MUSINGS


 

THE ANTS COME MARCHING IN

by George Ringwald


 

Even if I weren't hooked on crossword puzzles, it wouldn't take me a second to give you a three-letter word for "picnic pest" -- ant.

Only, unlike the puzzle makers, I wouldn't limit their pestiferousness to the picnic grounds. What bugs me, so to speak, is that ants think nothing of carrying on their picnicking in the house -- my house.

You may have read recently that El Niño's rains brought armies of ants marching into North Coast homes. Well, yes -- maybe. But there are also ant experts -- and I've discovered in my research that their number is legion -- who will also tell you that when it's perfectly dry outside ants like to come into an adequately plumbed house looking for water.

Doesn't matter the time of season, the time of day or night, ants, I can tell you, are going to be with us. They were here with the dinosaurs and they'll be here (along with the cockroaches) when we wipe ourselves out with nuclear weapons or whatever. There's nothing you can do to get rid of ants. Trust me, I've tried everything.

I read once that an herb called tansy repels ants. It doesn't. I spent two bucks for a tiny bag of the stuff at a health food store, and it didn't do diddly to deter the ants. Wound up tossing the whole bag into the garbage, and the ants probably had a ball getting high on the stuff.

Next time I went into the health food store I told the woman at the checkout stand about my failed experiment, and she said, "Oh, try nutmeg!"

I did. The ants apparently liked that, too, until I cut them off. Figured I had better things to use nutmeg on than ants.

I've read also that "ants avoid mint," and, again, that "a sprinkle of chili powder is one of the better safe ant repellents." Forget it; they just spiced up the picnic for my ants.

I once bought some little "ant hotels," which were supposed to contain a magic poison that the ants would tote back to the nest and kill the whole bunch. Well, those ants scurried in and out of the "hotels," and kept coming back for more.

In Walden Henry David Thoreau wrote about spending a good part of one day in his backyard watching a battle between armies of red and black ants -- "the red Republicans" and "the black imperialists," he called them. He said he wouldn't have been surprised "to find that they had their respective musical bands ... playing their national airs to excite the slow and cheer the dying combatants." Henry, who had a lot of time on his hands out there by the pond, would wax lyrical about things like that.

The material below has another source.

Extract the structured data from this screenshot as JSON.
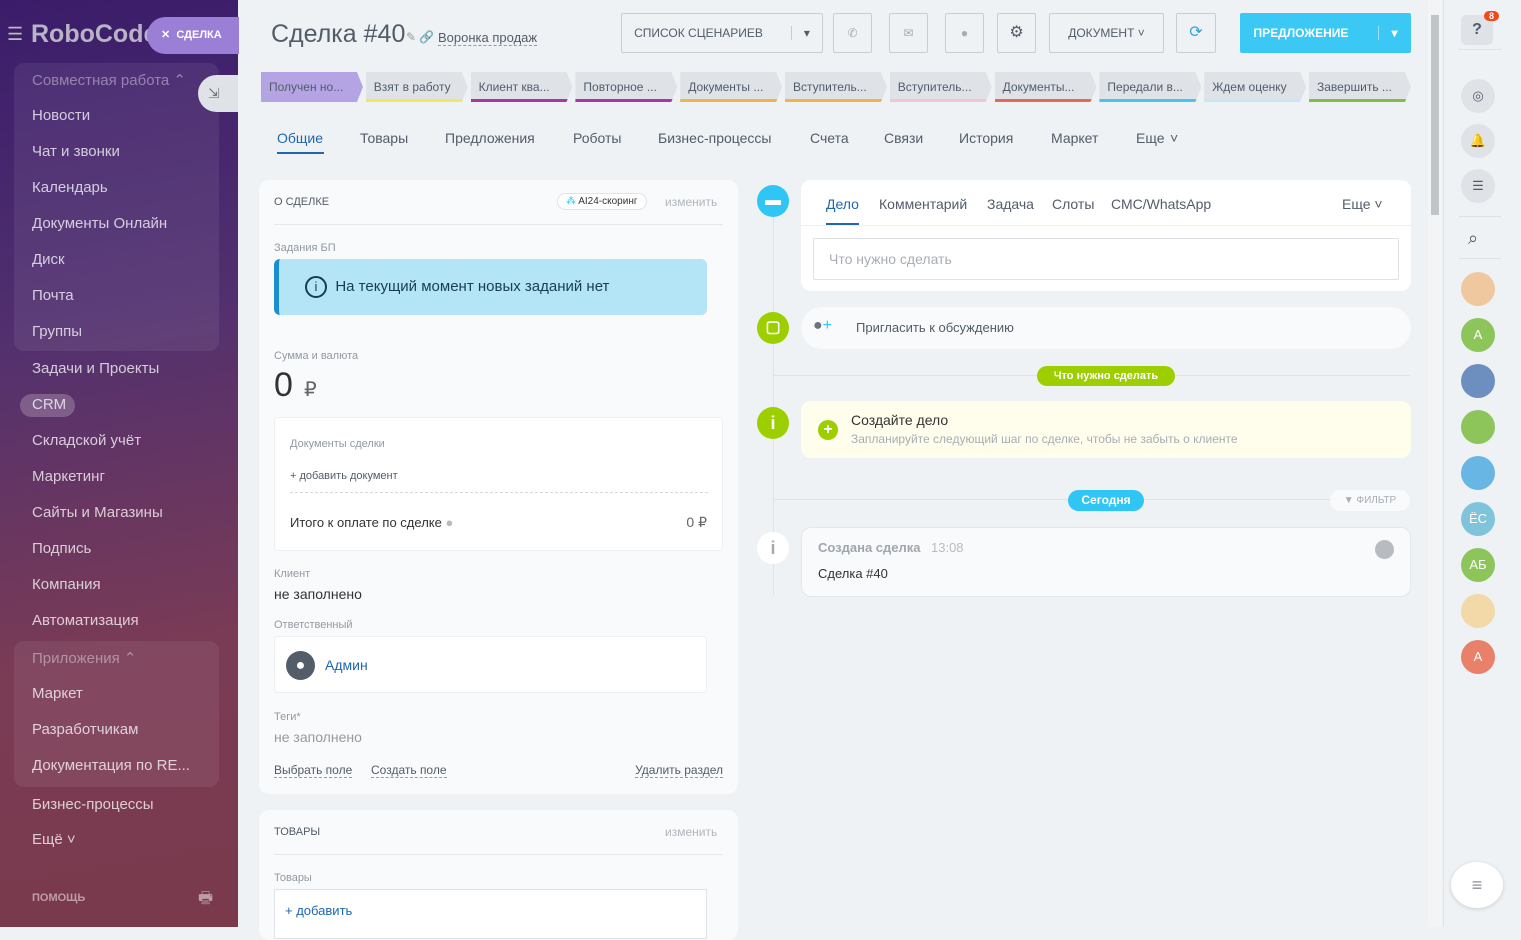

I confess that I myself spent 15 to 20 minutes one time watching ants marching in the kitchen of my former apartment, and what impressed me was their speed. If those had been humans in their Jaguars, you could have clocked them at 100 mph, easy. And there'd have been some horrendous crackups. I mean, those ants, the incoming and the outgoing, were bouncing off one another right and left. Stupid little buggers.

And they are. As Lewis Thomas, an acclaimed "biology watcher," once put it, the single solitary ant "cannot be considered to have much of anything on his mind; indeed, with only a few neurons strung together by fibers, he can't be imagined to have a mind at all."

But he went on, when you watch "the dense mass of thousands of ants ... you begin to see the whole beast, and now you observe it thinking, planning, calculating."

Frankly, I've seen enough of the whole beast, and I would just like it to stay out in the park by the picnic tables and out of my house.

Still have to consider myself lucky, I guess, that the ants in my life of late are those tiny critters, inelegantly known as pissants.

So far as I know, up here on the North Coast we have been spared an invasion of the Argentine ants. (And if they're already here, I don't want to know about it -- please.)

Those babies, as I gathered from a Los Angeles Times article a while back, are well established from the San Francisco Bay area to the rivers and streams near Sacramento, and along the Southern California coast. They are wiping out everything from harvester ants to horned lizards.

Times writer Tony Perry painted a grim picture: "The Argentine ants build huge colonies, with 20 to 100 super-breeding queens each, and intricate tunnels connecting colonies populated by millions of ants."

Hah! Try taking out that whole beast with ant motels. What I want to know is: How come we didn't slap an embargo on Argentina in the first place? And where the devil has the Border Patrol been. I say if they're going after illegal immigrants, let 'em start with the ants. n


George Ringwald is a free-lance writer in Eureka. He is a former investigative reporter for the Press-Enterprise in Riverside and was Tokyo bureau chief for Business Week magazine.